El valor de este reto no está en el “aprobado”. Está en darse cuenta de cómo el lenguaje guarda un catálogo enorme. Y ese catálogo no siempre se enseña.
Por qué muchas personas se confunden con estos sonidos
La cultura audiovisual empuja mucho. El cine y los documentales repiten ciertos sonidos. Además, a veces mezclan audios. Eso ocurre en escenas de selva o “noche salvaje”, donde el montaje busca intensidad.
Por otro lado, en la vida diaria se simplifica. La gente dice “grita”, “hace ruido” o “se queja”. Y listo. El problema es que esa simplificación borra matices. Luego, cuando alguien ve “barrita” aplicado al rinoceronte, cree que es un error. Y no siempre lo es.
Frase importante: la precisión en palabras cambia la forma de observar la naturaleza.
Lo que viene después y por qué merece la pena
Esta lista no se agota aquí. De hecho, queda un bloque muy potente. Los animales de bosques y montañas tienen un repertorio enorme. Aparecen aullidos, bramidos, berreos, croares y sonidos que casi nadie nombra bien a la primera.

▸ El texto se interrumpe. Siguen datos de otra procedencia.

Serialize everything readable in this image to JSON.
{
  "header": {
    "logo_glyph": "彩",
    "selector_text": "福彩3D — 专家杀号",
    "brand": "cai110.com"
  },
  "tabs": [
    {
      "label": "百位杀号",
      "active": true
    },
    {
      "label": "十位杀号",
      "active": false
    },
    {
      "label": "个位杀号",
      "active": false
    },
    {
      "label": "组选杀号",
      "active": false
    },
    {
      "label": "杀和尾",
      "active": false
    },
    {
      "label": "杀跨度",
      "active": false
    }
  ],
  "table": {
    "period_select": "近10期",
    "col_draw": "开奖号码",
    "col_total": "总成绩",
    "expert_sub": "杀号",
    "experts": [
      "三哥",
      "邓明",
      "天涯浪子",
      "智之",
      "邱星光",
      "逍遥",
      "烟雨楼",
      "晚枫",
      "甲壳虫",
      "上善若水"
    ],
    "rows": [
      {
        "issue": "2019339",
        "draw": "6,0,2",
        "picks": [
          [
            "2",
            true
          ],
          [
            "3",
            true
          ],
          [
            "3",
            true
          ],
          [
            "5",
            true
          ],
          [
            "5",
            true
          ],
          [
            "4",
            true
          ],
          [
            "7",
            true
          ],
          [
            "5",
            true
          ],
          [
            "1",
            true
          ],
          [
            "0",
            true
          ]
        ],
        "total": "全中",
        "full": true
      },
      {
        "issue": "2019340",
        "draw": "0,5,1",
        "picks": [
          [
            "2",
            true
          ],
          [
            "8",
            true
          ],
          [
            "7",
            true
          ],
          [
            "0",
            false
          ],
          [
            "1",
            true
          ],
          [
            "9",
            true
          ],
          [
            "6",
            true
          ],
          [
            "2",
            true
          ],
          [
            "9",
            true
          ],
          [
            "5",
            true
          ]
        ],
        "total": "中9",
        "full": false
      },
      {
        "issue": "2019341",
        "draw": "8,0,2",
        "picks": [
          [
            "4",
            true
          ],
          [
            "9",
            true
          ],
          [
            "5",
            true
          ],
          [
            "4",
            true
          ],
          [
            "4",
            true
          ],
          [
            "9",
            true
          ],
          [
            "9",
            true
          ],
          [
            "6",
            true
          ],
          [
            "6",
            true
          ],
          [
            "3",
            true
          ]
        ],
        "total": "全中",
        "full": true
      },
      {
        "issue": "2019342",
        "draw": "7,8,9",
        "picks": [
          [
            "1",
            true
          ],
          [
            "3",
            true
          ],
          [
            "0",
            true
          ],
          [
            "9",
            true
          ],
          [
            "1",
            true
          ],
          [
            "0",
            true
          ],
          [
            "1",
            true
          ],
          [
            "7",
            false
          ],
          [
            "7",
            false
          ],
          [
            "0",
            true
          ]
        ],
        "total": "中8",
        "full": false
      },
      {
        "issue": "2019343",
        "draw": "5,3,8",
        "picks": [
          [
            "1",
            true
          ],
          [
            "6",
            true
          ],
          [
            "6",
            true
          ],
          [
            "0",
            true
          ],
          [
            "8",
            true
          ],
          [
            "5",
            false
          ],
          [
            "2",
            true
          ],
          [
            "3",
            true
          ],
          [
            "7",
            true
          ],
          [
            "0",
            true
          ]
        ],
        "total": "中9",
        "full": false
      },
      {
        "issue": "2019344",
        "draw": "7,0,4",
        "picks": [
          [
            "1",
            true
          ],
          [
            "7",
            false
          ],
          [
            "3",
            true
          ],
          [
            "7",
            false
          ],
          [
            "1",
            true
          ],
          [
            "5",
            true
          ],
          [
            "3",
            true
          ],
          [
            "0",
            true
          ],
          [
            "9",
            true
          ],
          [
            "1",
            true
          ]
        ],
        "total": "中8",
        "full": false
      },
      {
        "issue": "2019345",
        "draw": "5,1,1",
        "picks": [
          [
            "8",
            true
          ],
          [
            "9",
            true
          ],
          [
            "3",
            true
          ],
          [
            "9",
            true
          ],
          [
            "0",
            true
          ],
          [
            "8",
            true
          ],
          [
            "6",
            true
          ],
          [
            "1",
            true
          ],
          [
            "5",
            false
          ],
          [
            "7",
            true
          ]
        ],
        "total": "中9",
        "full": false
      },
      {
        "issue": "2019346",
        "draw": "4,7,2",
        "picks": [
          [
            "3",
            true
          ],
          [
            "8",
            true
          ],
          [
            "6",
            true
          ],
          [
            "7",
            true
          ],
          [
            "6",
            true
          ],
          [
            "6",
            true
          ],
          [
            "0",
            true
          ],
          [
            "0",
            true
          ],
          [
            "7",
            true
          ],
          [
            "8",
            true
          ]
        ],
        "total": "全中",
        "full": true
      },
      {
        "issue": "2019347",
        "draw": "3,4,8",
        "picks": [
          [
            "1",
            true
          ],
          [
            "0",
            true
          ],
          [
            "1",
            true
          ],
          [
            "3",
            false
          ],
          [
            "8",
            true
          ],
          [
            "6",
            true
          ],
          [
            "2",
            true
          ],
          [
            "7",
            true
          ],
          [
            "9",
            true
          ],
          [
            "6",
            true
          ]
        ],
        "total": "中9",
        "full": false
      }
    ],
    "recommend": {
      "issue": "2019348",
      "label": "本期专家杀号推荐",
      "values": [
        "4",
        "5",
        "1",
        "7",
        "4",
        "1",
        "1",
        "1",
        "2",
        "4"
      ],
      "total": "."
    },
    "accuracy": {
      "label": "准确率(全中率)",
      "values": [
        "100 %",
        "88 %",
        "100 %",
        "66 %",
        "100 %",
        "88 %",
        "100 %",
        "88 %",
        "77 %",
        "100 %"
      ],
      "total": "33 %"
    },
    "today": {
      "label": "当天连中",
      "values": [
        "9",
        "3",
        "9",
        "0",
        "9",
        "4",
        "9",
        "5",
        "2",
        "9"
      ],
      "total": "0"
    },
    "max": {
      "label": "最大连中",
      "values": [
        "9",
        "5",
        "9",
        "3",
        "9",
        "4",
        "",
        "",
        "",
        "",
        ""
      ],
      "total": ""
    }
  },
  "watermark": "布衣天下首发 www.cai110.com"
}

Además, muchas aves de altura tienen verbos específicos que casi no se usan en conversación. Y ahí está la gracia. Aprenderlos amplía vocabulario, sí. Pero también abre una puerta a mirar el entorno con más detalle.
Así que, si hoy alguien ya distingue entre rugido, aullido y siseo, ya ganó algo. Y, si además recuerda que el rinoceronte barrita, se lleva un dato de esos que salen perfectos en una sobremesa.